Not all that long ago, my students and I would carve out chutes in the snowbanks at my school to increase their speed as I flung them down the backside of those hills towards the forest. Grabbing them by the hands, I would catapult them with all my might down those chutes as they screamed in delight.

It was such fun. Joyous, even. Kids slid and tumbled and giggled. Cheeks turned red. Pants got soaked. Snow ended up stuffed in their socks and ears.

Eventually the snowbanks were deemed too dangerous to climb, even though I cannot recall a single serious injury occurring while playing on these snowbanks.

The possibility of injury was more than enough to end the fun.

A few weeks ago, my own children asked me if they could play outside. “Yes!” I shouted. “Go find some trouble!”

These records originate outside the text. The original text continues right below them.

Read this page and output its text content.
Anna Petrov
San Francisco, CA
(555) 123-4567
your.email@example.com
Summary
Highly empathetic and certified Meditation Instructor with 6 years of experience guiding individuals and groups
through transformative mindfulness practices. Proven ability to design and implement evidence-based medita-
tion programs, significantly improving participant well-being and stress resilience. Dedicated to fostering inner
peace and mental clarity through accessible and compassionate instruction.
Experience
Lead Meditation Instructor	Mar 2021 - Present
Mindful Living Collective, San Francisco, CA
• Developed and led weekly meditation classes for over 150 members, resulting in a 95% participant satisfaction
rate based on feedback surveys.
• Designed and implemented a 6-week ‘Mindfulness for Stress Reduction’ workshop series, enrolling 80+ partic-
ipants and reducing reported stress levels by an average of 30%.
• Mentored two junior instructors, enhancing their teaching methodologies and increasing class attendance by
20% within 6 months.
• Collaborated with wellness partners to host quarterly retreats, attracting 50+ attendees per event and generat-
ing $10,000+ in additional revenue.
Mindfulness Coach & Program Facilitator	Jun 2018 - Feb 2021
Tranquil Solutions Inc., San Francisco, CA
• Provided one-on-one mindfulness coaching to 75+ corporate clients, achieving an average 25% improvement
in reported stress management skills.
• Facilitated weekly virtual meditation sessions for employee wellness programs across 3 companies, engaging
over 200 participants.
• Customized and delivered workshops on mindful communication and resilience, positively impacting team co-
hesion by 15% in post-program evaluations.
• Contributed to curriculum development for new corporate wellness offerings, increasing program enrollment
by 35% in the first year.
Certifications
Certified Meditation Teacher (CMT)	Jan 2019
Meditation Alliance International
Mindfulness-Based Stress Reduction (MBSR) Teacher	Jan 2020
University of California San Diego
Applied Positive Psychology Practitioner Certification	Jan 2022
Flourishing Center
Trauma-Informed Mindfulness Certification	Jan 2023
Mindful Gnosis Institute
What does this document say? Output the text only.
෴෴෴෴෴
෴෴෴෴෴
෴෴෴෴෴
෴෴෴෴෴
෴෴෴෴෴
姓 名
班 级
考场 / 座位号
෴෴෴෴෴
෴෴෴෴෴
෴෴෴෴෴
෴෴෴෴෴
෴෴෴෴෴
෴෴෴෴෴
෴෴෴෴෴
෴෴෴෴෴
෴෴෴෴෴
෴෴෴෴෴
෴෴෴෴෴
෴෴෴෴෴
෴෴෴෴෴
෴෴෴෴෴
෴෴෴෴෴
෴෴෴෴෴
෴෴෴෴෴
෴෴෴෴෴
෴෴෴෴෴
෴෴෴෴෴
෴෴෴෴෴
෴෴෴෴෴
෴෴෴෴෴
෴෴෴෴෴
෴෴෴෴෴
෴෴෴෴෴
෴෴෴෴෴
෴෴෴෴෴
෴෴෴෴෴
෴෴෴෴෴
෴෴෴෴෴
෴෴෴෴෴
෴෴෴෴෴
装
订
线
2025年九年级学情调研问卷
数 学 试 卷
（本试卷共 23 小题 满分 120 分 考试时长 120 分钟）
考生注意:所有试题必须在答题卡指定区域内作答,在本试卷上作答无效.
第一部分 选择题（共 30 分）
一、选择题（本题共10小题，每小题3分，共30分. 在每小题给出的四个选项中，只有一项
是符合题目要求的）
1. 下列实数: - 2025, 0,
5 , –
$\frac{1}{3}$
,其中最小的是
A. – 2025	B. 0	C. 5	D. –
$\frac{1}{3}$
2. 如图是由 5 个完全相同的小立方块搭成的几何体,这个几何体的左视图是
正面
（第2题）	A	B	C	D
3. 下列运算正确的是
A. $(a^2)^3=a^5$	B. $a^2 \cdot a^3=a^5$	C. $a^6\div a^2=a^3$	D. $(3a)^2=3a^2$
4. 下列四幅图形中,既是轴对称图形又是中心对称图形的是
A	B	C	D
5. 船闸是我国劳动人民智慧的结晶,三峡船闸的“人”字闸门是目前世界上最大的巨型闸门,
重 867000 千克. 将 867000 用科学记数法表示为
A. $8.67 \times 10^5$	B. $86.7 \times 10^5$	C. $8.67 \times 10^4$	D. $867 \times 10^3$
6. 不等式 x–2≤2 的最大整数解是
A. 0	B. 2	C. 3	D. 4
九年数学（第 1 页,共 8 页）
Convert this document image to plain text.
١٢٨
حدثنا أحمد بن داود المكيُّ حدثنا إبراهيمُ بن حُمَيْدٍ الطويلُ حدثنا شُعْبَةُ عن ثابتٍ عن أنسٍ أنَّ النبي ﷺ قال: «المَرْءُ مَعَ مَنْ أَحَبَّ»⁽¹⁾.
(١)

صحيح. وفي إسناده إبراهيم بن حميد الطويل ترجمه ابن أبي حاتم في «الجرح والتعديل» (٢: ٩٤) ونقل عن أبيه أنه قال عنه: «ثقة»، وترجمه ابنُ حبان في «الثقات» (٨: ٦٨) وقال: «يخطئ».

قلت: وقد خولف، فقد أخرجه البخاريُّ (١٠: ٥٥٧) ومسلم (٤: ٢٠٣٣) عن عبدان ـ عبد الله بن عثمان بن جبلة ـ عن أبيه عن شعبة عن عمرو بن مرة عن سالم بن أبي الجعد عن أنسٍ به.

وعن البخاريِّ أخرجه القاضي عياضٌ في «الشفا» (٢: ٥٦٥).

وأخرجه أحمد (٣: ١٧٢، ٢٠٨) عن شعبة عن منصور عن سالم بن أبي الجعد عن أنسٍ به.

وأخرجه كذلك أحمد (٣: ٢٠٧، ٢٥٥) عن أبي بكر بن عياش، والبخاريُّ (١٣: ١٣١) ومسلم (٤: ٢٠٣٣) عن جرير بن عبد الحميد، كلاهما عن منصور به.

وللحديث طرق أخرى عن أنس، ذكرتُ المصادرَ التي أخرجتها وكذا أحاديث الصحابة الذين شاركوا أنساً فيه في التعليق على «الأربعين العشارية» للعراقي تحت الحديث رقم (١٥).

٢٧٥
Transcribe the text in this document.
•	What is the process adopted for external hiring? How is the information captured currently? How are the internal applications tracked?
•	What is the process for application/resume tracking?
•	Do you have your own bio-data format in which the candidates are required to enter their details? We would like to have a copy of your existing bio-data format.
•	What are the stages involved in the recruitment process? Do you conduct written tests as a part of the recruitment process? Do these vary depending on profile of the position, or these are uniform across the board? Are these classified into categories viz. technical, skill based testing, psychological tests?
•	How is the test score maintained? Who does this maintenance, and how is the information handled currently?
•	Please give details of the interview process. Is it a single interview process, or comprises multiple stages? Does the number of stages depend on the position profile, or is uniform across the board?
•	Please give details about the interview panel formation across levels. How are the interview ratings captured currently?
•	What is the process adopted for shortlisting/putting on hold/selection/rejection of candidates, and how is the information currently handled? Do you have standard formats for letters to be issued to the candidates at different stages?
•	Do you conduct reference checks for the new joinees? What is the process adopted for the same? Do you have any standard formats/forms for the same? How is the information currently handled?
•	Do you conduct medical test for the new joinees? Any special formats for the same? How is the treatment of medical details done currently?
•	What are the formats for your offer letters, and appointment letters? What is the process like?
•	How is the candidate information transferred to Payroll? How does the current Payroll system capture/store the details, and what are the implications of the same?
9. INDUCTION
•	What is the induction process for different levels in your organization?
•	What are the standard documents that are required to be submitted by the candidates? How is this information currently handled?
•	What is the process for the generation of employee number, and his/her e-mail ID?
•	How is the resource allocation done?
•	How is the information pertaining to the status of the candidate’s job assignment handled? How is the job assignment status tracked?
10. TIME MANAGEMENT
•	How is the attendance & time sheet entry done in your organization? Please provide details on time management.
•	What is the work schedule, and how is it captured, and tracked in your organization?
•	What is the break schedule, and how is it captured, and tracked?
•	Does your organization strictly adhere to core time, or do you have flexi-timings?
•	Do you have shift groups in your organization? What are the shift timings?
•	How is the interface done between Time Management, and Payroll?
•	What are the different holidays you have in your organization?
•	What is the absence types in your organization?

The kids ran outside, completely and gloriously unsupervised. A few minutes later, my neighbor knocked on my door. He wanted me to know that he was doing some yard work and would keep an eye on my kids.

“No!” I said. “Don’t watch them. I want them to find some trouble. I want a hungry bear to wander into the yard or truck filled with dangerous chemicals to overturn beside them. I want them to face something hard and scary and fun.”

Thank goodness for kids like Dane Best, who are fighting for the right to be pummeled by snowballs on a crisp, winter day.